“A movement has been growing for decades to replace hydrocarbons, which collectively supply 84% of the world’s energy. It began with the fear that we were running out of oil. That fear has since migrated to the belief that, because of climate change and other environmental concerns, society can no longer tolerate burning oil, natural gas, and coal—all of which have turned out to be abundant.
“So far, wind, solar, and batteries—the favored alternatives to hydrocarbons—provide about 2% of the world’s energy and 3% of America’s. Nonetheless, a bold new claim has gained popularity: that we’re on the cusp of a tech-driven energy revolution that not only can, but inevitably will, rapidly replace all hydrocarbons.
“This ‘new energy economy’ rests on the belief—a centerpiece of the ‘Green New Deal’ and other similar proposals both here and in Europe—that the technologies of wind and solar power and battery storage are undergoing the kind of disruption experienced in computing and communications, dramatically lowering costs and increasing efficiency. But this core analogy glosses over profound differences, grounded in physics, between systems that produce energy and those that produce information.
“In the world of people, cars, planes, and factories, increases in consumption, speed, or carrying capacity cause hardware to expand, not shrink. The energy needed to move a ton of people, heat a ton of steel or silicon, or grow a ton of food is determined by properties of nature whose boundaries are set by laws of gravity, inertia, friction, mass, and thermodynamics—not clever software.
“This paper highlights the physics of energy to illustrate why there is no possibility that the world is undergoing—or can undergo—a near-term transition to a ‘new energy economy.'”
Mills’ report should be required reading for advocates of the ‘New Energy Economy,’ the ‘Green New Deal,’ and all climate change control advocates with a background in computer technology. Moore’s Law does not apply to large energy production and distribution systems. Such systems are limited by basic physics.

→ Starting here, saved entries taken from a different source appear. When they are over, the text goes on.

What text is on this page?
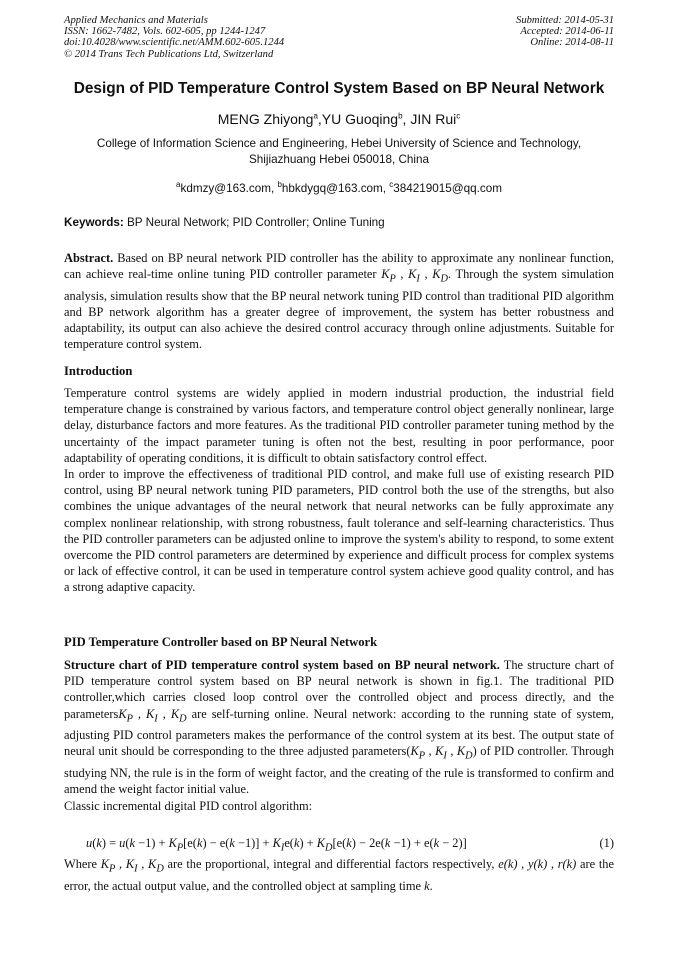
Applied Mechanics and Materials
ISSN: 1662-7482, Vols. 602-605, pp 1244-1247
doi:10.4028/www.scientific.net/AMM.602-605.1244
© 2014 Trans Tech Publications Ltd, Switzerland
Submitted: 2014-05-31
Accepted: 2014-06-11
Online: 2014-08-11
Design of PID Temperature Control System Based on BP Neural Network
MENG Zhiyong$^a$,YU Guoqing$^b$, JIN Rui$^c$
College of Information Science and Engineering, Hebei University of Science and Technology,
Shijiazhuang Hebei 050018, China
$^a$kdmzy@163.com, $^b$hbkdygq@163.com, $^c$384219015@qq.com
Keywords: BP Neural Network; PID Controller; Online Tuning

Abstract. Based on BP neural network PID controller has the ability to approximate any nonlinear function, can achieve real-time online tuning PID controller parameter $K_P$ , $K_I$ , $K_D$. Through the system simulation analysis, simulation results show that the BP neural network tuning PID control than traditional PID algorithm and BP network algorithm has a greater degree of improvement, the system has better robustness and adaptability, its output can also achieve the desired control accuracy through online adjustments. Suitable for temperature control system.

Introduction

Temperature control systems are widely applied in modern industrial production, the industrial field temperature change is constrained by various factors, and temperature control object generally nonlinear, large delay, disturbance factors and more features. As the traditional PID controller parameter tuning method by the uncertainty of the impact parameter tuning is often not the best, resulting in poor performance, poor adaptability of operating conditions, it is difficult to obtain satisfactory control effect.

In order to improve the effectiveness of traditional PID control, and make full use of existing research PID control, using BP neural network tuning PID parameters, PID control both the use of the strengths, but also combines the unique advantages of the neural network that neural networks can be fully approximate any complex nonlinear relationship, with strong robustness, fault tolerance and self-learning characteristics. Thus the PID controller parameters can be adjusted online to improve the system's ability to respond, to some extent overcome the PID control parameters are determined by experience and difficult process for complex systems or lack of effective control, it can be used in temperature control system achieve good quality control, and has a strong adaptive capacity.

PID Temperature Controller based on BP Neural Network

Structure chart of PID temperature control system based on BP neural network. The structure chart of PID temperature control system based on BP neural network is shown in fig.1. The traditional PID controller,which carries closed loop control over the controlled object and process directly, and the parametersK$_P$ , $K_I$ , $K_D$ are self-turning online. Neural network: according to the running state of system, adjusting PID control parameters makes the performance of the control system at its best. The output state of neural unit should be corresponding to the three adjusted $parameters(K_P$ , $K_I$ , $K_D$) of PID controller. Through studying NN, the rule is in the form of weight factor, and the creating of the rule is transformed to confirm and amend the weight factor initial value.

Classic incremental digital PID control algorithm:

$u(k) = u(k -1) + K_P[e(k) - e(k -1)] + K_Ie(k) + K_D[e(k) - 2e(k -1) + e(k - 2)]$	(1)

Where $K_P$ , $K_I$ , $K_D$ are the proportional, integral and differential factors respectively, e(k) , y(k) , r(k) are the error, the actual output value, and the controlled object at sampling time k.
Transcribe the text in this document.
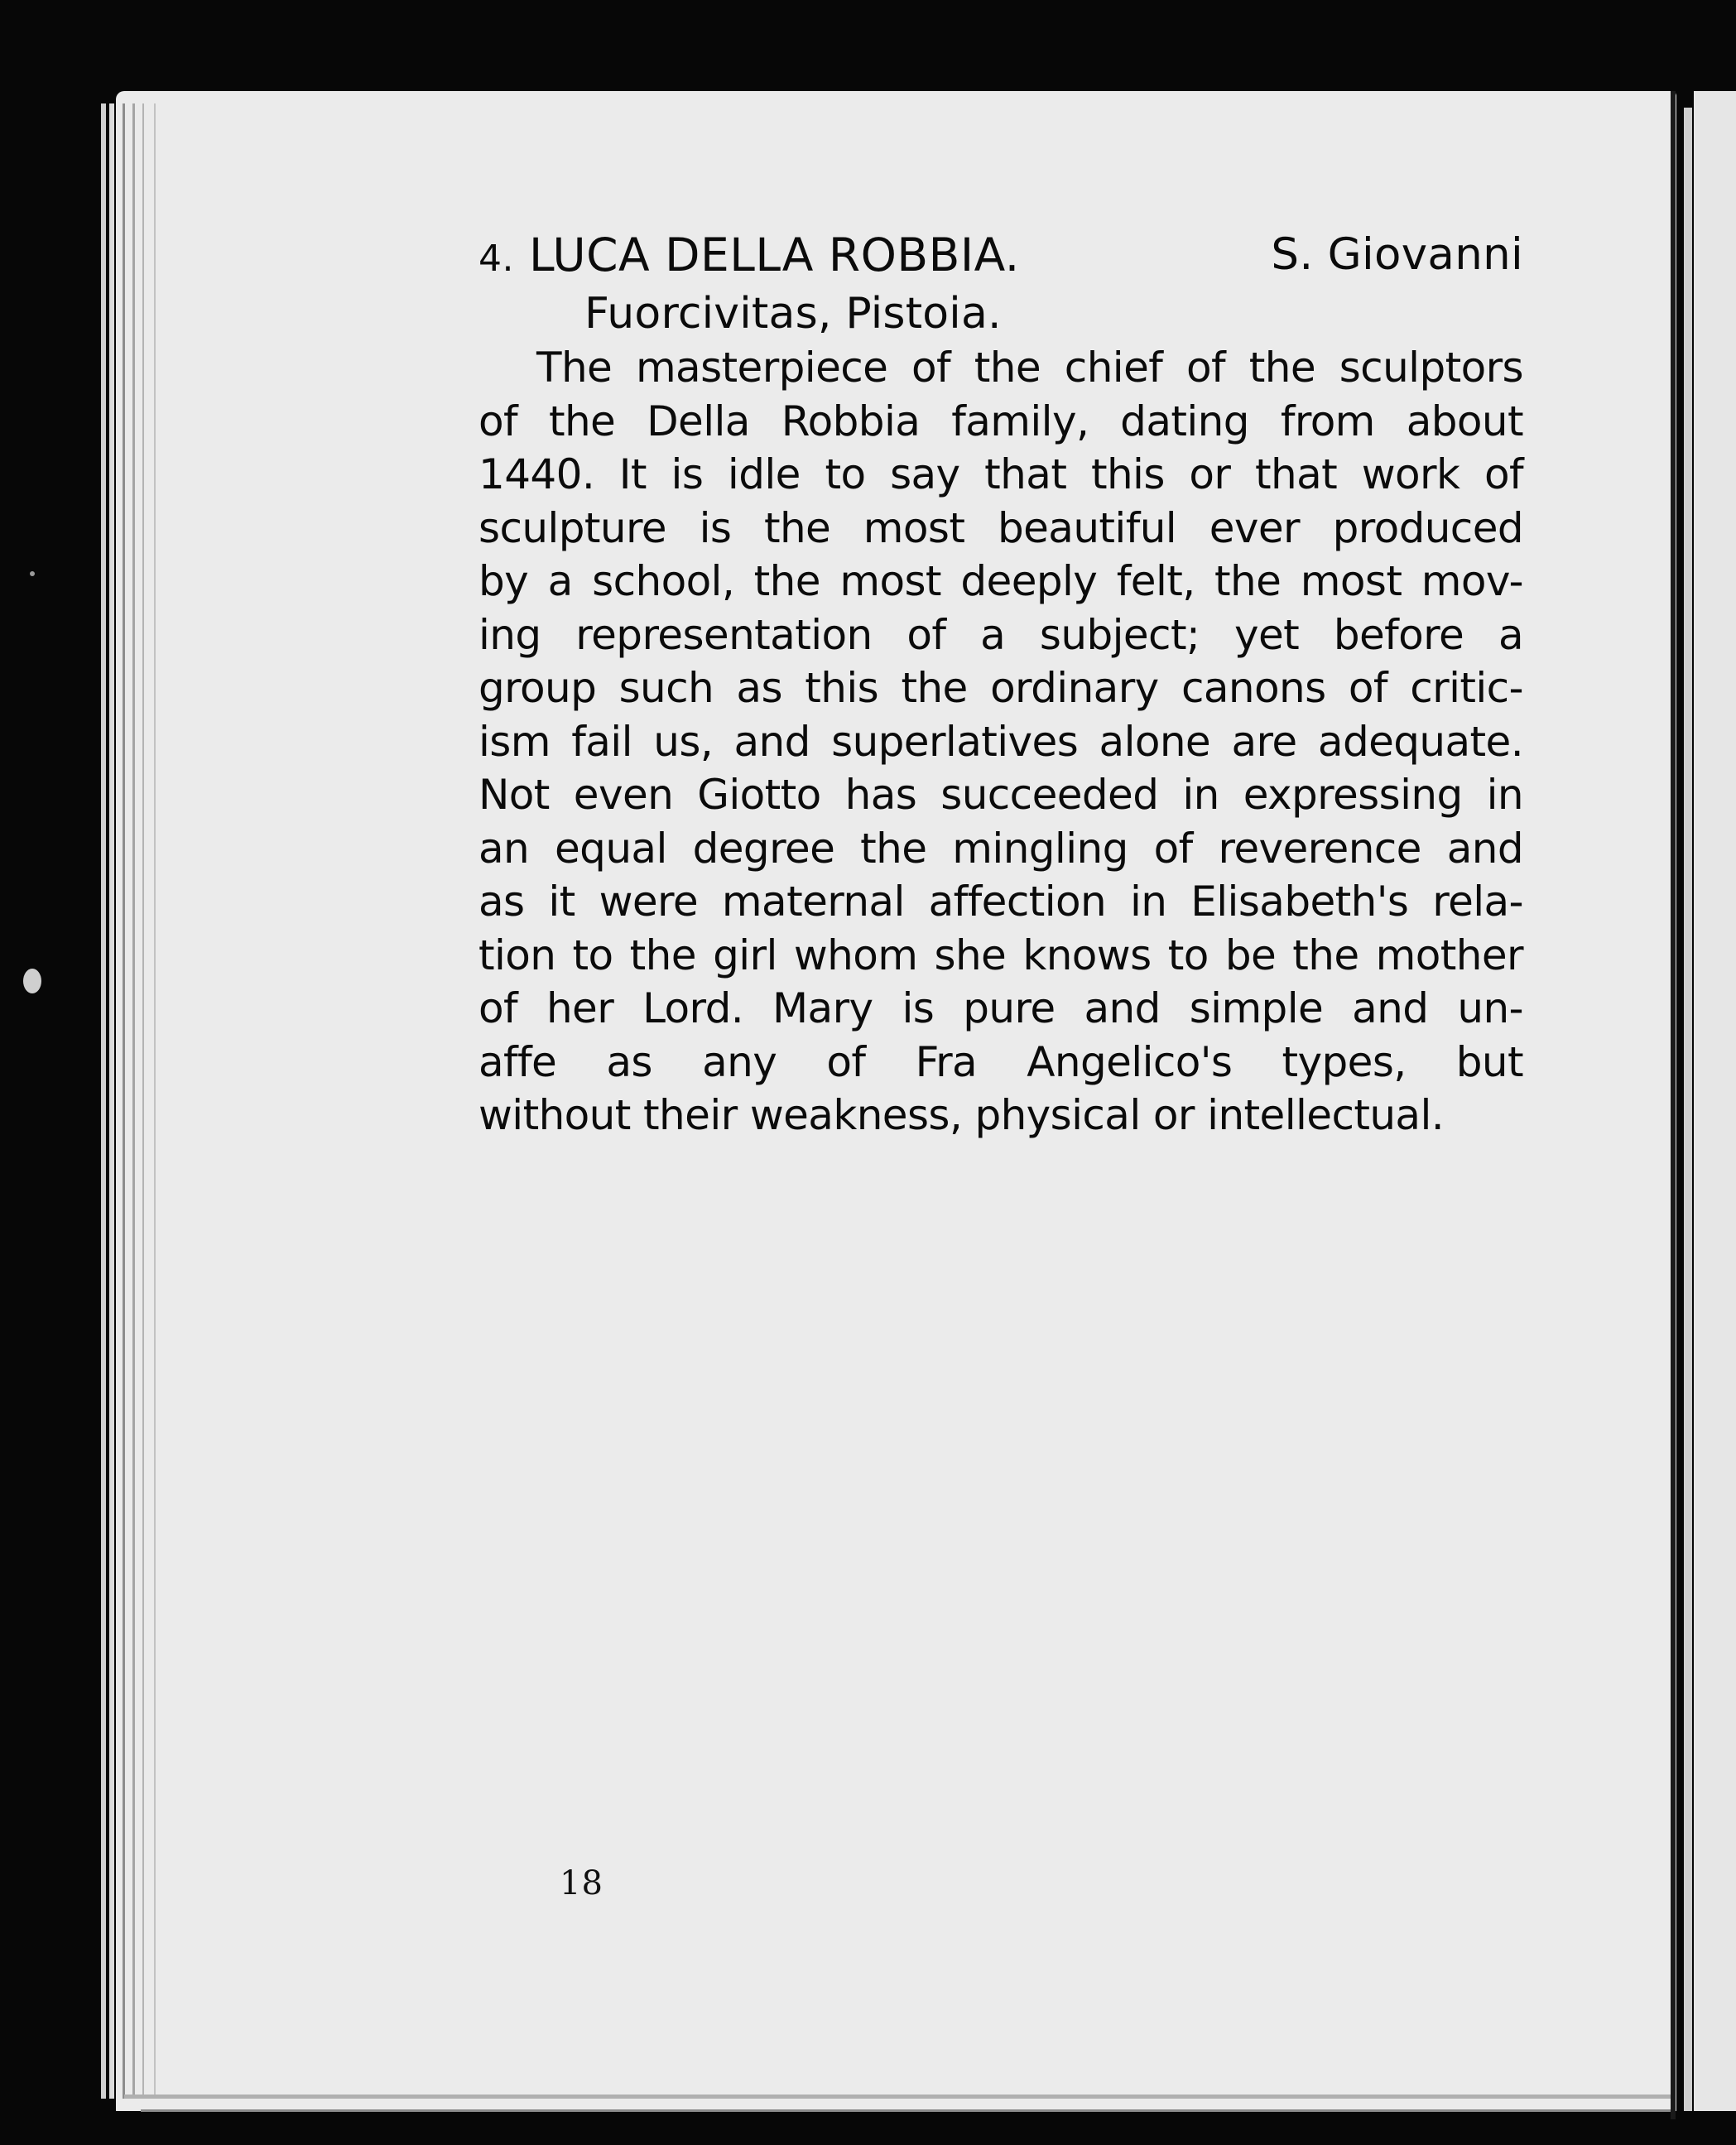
4. LUCA DELLA ROBBIA.	S. Giovanni
Fuorcivitas, Pistoia.
The masterpiece of the chief of the sculptors
of the Della Robbia family, dating from about
1440. It is idle to say that this or that work of
sculpture is the most beautiful ever produced
by a school, the most deeply felt, the most mov-
ing representation of a subject; yet before a
group such as this the ordinary canons of critic-
ism fail us, and superlatives alone are adequate.
Not even Giotto has succeeded in expressing in
an equal degree the mingling of reverence and
as it were maternal affection in Elisabeth's rela-
tion to the girl whom she knows to be the mother
of her Lord. Mary is pure and simple and un-
affe as any of Fra Angelico's types, but
without their weakness, physical or intellectual.
18
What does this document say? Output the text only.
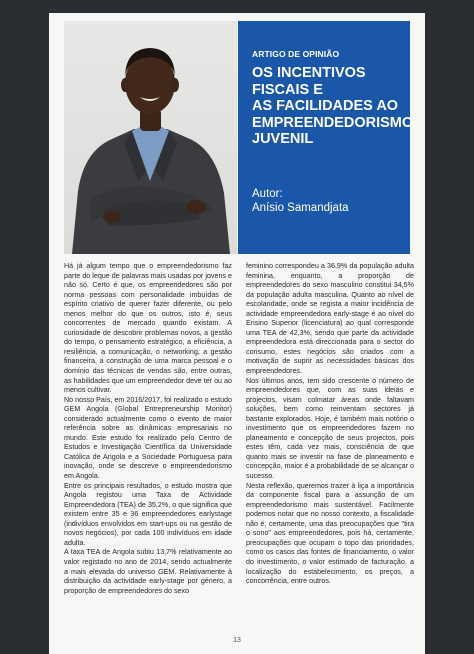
ARTIGO DE OPINIÃO
OS INCENTIVOS
FISCAIS E
AS FACILIDADES AO
EMPREENDEDORISMO
JUVENIL
Autor:
Anísio Samandjata

Há já algum tempo que o empreendedorismo faz parte do leque de palavras mais usadas por jovens e não só. Certo é que, os empreendedores são por norma pessoas com personalidade imbuídas de espírito criativo de querer fazer diferente, ou pelo menos melhor do que os outros, isto é, seus concorrentes de mercado quando existam. A curiosidade de descobrir problemas novos, a gestão do tempo, o pensamento estratégico, a eficiência, a resiliência, a comunicação, o networking, a gestão financeira, a construção de uma marca pessoal e o domínio das técnicas de vendas são, entre outras, as habilidades que um empreendedor deve ter ou ao menos cultivar.

No nosso País, em 2016/2017, foi realizado o estudo GEM Angola (Global Entrepreneurship Monitor) considerado actualmente como o evento de maior referência sobre as dinâmicas empresariais no mundo. Este estudo foi realizado pelo Centro de Estudos e Investigação Científica da Universidade Católica de Angola e a Sociedade Portuguesa para inovação, onde se descreve o empreendedorismo em Angola.

Entre os principais resultados, o estudo mostra que Angola registou uma Taxa de Actividade Empreendedora (TEA) de 35,2%, o que significa que existem entre 35 e 36 empreendedores earlystage (indivíduos envolvidos em start-ups ou na gestão de novos negócios), por cada 100 indivíduos em idade adulta.

A taxa TEA de Angola subiu 13,7% relativamente ao valor registado no ano de 2014, sendo actualmente a mais elevada do universo GEM. Relativamente à distribuição da actividade early-stage por género, a proporção de empreendedores do sexo

feminino correspondeu a 36,9% da população adulta feminina, enquanto, a proporção de empreendedores do sexo masculino constitui 34,5% da população adulta masculina. Quanto ao nível de escolaridade, onde se regista a maior incidência de actividade empreendedora early-stage é ao nível do Ensino Superior (licenciatura) ao qual corresponde uma TEA de 42,3%, sendo que parte da actividade empreendedora está direccionada para o sector do consumo, estes negócios são criados com a motivação de suprir as necessidades básicas dos empreendedores.

Nos últimos anos, tem sido crescente o número de empreendedores que, com as suas ideias e projectos, visam colmatar áreas onde faltavam soluções, bem como reinventam sectores já bastante explorados. Hoje, é também mais notório o investimento que os empreendedores fazem no planeamento e concepção de seus projectos, pois estes têm, cada vez mais, consciência de que quanto mais se investir na fase de planeamento e concepção, maior é a probabilidade de se alcançar o sucesso.

Nesta reflexão, queremos trazer à liça a importância da componente fiscal para a assunção de um empreendedorismo mais sustentável. Facilmente podemos notar que no nosso contexto, a fiscalidade não é, certamente, uma das preocupações que "tira o sono" aos empreendedores, pois há, certamente, preocupações que ocupam o topo das prioridades, como os casos das fontes de financiamento, o valor do investimento, o valor estimado de facturação, a localização do estabelecimento, os preços, a concorrência, entre outros.

13
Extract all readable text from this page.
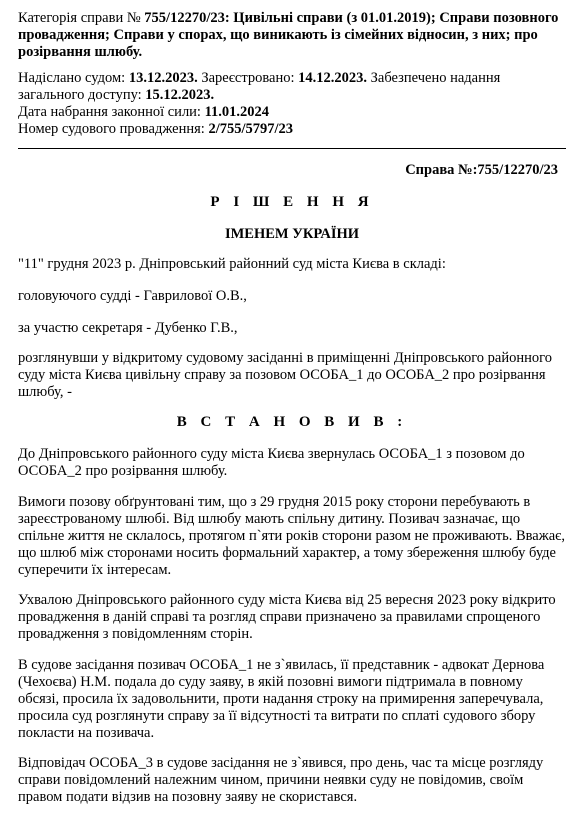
Категорія справи № 755/12270/23: Цивільні справи (з 01.01.2019); Справи позовного провадження; Справи у спорах, що виникають із сімейних відносин, з них; про розірвання шлюбу.

Надіслано судом: 13.12.2023. Зареєстровано: 14.12.2023. Забезпечено надання загального доступу: 15.12.2023.

Дата набрання законної сили: 11.01.2024

Номер судового провадження: 2/755/5797/23

Справа №:755/12270/23

Р І Ш Е Н Н Я

ІМЕНЕМ УКРАЇНИ

"11" грудня 2023 р. Дніпровський районний суд міста Києва в складі:

головуючого судді - Гаврилової О.В.,

за участю секретаря - Дубенко Г.В.,

розглянувши у відкритому судовому засіданні в приміщенні Дніпровського районного суду міста Києва цивільну справу за позовом ОСОБА_1 до ОСОБА_2 про розірвання шлюбу, -

В С Т А Н О В И В :

До Дніпровського районного суду міста Києва звернулась ОСОБА_1 з позовом до ОСОБА_2 про розірвання шлюбу.

Вимоги позову обґрунтовані тим, що з 29 грудня 2015 року сторони перебувають в зареєстрованому шлюбі. Від шлюбу мають спільну дитину. Позивач зазначає, що спільне життя не склалось, протягом п`яти років сторони разом не проживають. Вважає, що шлюб між сторонами носить формальний характер, а тому збереження шлюбу буде суперечити їх інтересам.

Ухвалою Дніпровського районного суду міста Києва від 25 вересня 2023 року відкрито провадження в даній справі та розгляд справи призначено за правилами спрощеного провадження з повідомленням сторін.

В судове засідання позивач ОСОБА_1 не з`явилась, її представник - адвокат Дернова (Чехоєва) Н.М. подала до суду заяву, в якій позовні вимоги підтримала в повному обсязі, просила їх задовольнити, проти надання строку на примирення заперечувала, просила суд розглянути справу за її відсутності та витрати по сплаті судового збору покласти на позивача.

Відповідач ОСОБА_3 в судове засідання не з`явився, про день, час та місце розгляду справи повідомлений належним чином, причини неявки суду не повідомив, своїм правом подати відзив на позовну заяву не скористався.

There is also a particular need for such people to understand the difficulties of transforming intermittent energy sources. such as wind and solar, into the dependable sources of electrical energy that most users desire and need. Until the physical constraints addressed by Mills are recognized by so-called “environmentalists,” the general public should ignore their pronouncements and policy advocacy. They are not based on sound physics and engineering.